/AFM-LIS

Local Interaction Score (LIS) Calculation from AlphaFold-Multimer (Enhanced Protein-Protein Interaction Discovery via AlphaFold-Multimer)

Primary LanguageJupyter NotebookMIT LicenseMIT

AlphaFold-Multimer Local Interaction Score (AFM-LIS)

This repository contains a Jupyter notebook designed to calculate the local interaction score (LIS) from ColabFold-derived outputs (or original AlphaFold-Multimer-derived), including JSON and PDB files. The LIS provides insights into the interaction strength and quality within protein complexes, specifically focusing on the predicted aligned error (PAE).

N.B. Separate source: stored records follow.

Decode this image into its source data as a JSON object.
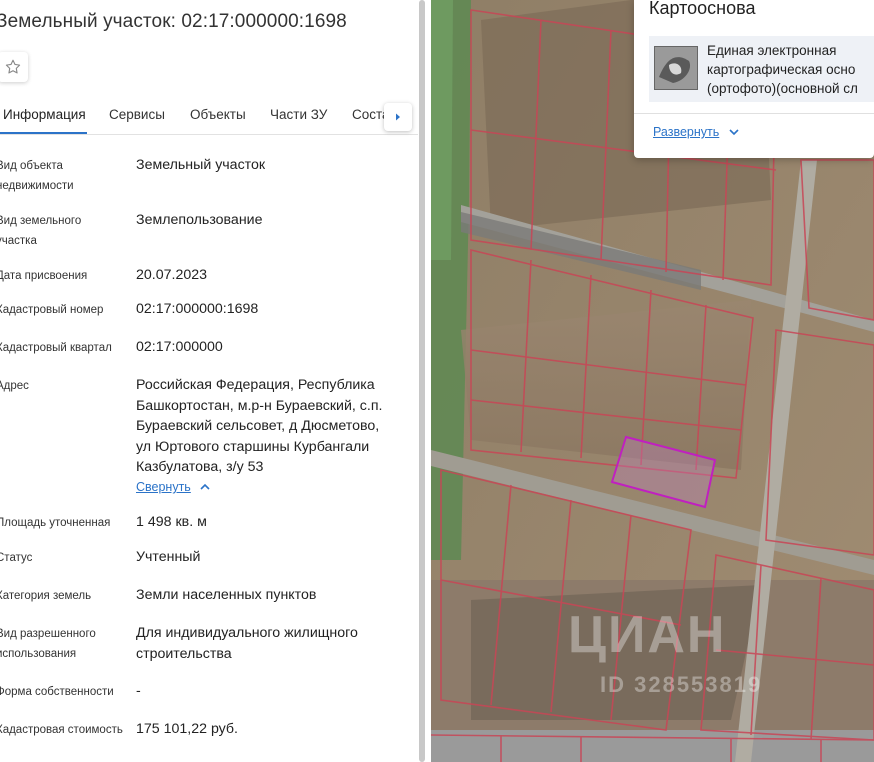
{
  "panel": {
    "title": "Земельный участок: 02:17:000000:1698",
    "star_icon": "star-outline-icon"
  },
  "tabs": [
    {
      "label": "Информация",
      "active": true
    },
    {
      "label": "Сервисы",
      "active": false
    },
    {
      "label": "Объекты",
      "active": false
    },
    {
      "label": "Части ЗУ",
      "active": false
    },
    {
      "label": "Состав",
      "active": false
    }
  ],
  "tabs_next_icon": "chevron-right-icon",
  "rows": [
    {
      "label": "Вид объекта недвижимости",
      "value": "Земельный участок"
    },
    {
      "label": "Вид земельного участка",
      "value": "Землепользование"
    },
    {
      "label": "Дата присвоения",
      "value": "20.07.2023"
    },
    {
      "label": "Кадастровый номер",
      "value": "02:17:000000:1698"
    },
    {
      "label": "Кадастровый квартал",
      "value": "02:17:000000"
    },
    {
      "label": "Адрес",
      "value": "Российская Федерация, Республика Башкортостан, м.р-н Бураевский, с.п. Бураевский сельсовет, д Дюсметово, ул Юртового старшины Курбангали Казбулатова, з/у 53"
    },
    {
      "label": "Площадь уточненная",
      "value": "1 498 кв. м"
    },
    {
      "label": "Статус",
      "value": "Учтенный"
    },
    {
      "label": "Категория земель",
      "value": "Земли населенных пунктов"
    },
    {
      "label": "Вид разрешенного использования",
      "value": "Для индивидуального жилищного строительства"
    },
    {
      "label": "Форма собственности",
      "value": "-"
    },
    {
      "label": "Кадастровая стоимость",
      "value": "175 101,22 руб."
    }
  ],
  "collapse_link": "Свернуть",
  "basemap": {
    "title": "Картооснова",
    "layer_text_line1": "Единая электронная",
    "layer_text_line2": "картографическая осно",
    "layer_text_line3": "(ортофото)(основной сл",
    "expand_link": "Развернуть"
  },
  "watermark": {
    "brand": "ЦИАН",
    "id": "ID 328553819"
  },
  "colors": {
    "accent": "#2b73c8",
    "parcel_highlight": "#c020c0",
    "parcel_border": "#d04050"
  }
}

AlphaFold3 outputs can be used to analyze LIS and cLIS (LIS in contact interface). For complex more than 2 subunits, cLIS should be considered to predict interacting partners. For binary interaction, both LIS and cLIS work fine.

About

This code is based on research described in the paper Enhanced Protein-Protein Interaction Discovery via AlphaFold-Multimer (Kim et al., 2024). In our study, we found that although the structural accuracy of predicted protein structures by AlphaFold may be less accurate, the Local Interaction Score (LIS) and the Local Interaction Area (LIA) calculated by this strategy offer a valuable means of predicting positive protein-protein interactions (PPI). By considering both LIS and LIA, our method enables researchers to identify potential interactions, even in cases where the structural predictions may have limitations.

Figure 2A

Illustration of the algorithm for identifying the Local Interaction Area (LIA) and calculating the Local Interaction Score (LIS). Following AlphaFold-Multimer predictions, Predicted Aligned Error (PAE) values, indicative of individual amino acid interaction likelihood, are extracted from ColabFold outputs. A PAE cutoff is applied, ignoring amino acid contacts with higher PAE values while retaining those below the threshold as part of the LIA. PAE values within the LIA are inverted to a scale of 0 to 1, where higher values denote stronger predicted interactions. The average of these inverted PAE values at the interaction interfaces yields the LIS.

image

LIA and LIS calculation from AlphaFold3 output. The protein-RNA-Zn2+ complex prediction (Protein-RNA-Ion: PDB 8AW3) was downloaded from AlphaFold server. When Zn2+ ions were removed in the prediction, the protein-RNA complex showed decreased LIA/LIS in protein vs. protein and protein vs. RNA interactions, suggesting an important role of Zn2+.

image

PAE map, LIA map, LIS heatmap, contact LIA map, contact LIS heatmap, and ipTM heatmap from AlphaFold3 output. To see the contact LIA and contact LIS from contacting interface with restricting distance, please use newly updated jupyter notebook or Google Colab. You can adjust PAE cutoff and structure distance cutoff. Default cutoffs are 12 for PAE and 8 for distance. Now you can save the output results in csv.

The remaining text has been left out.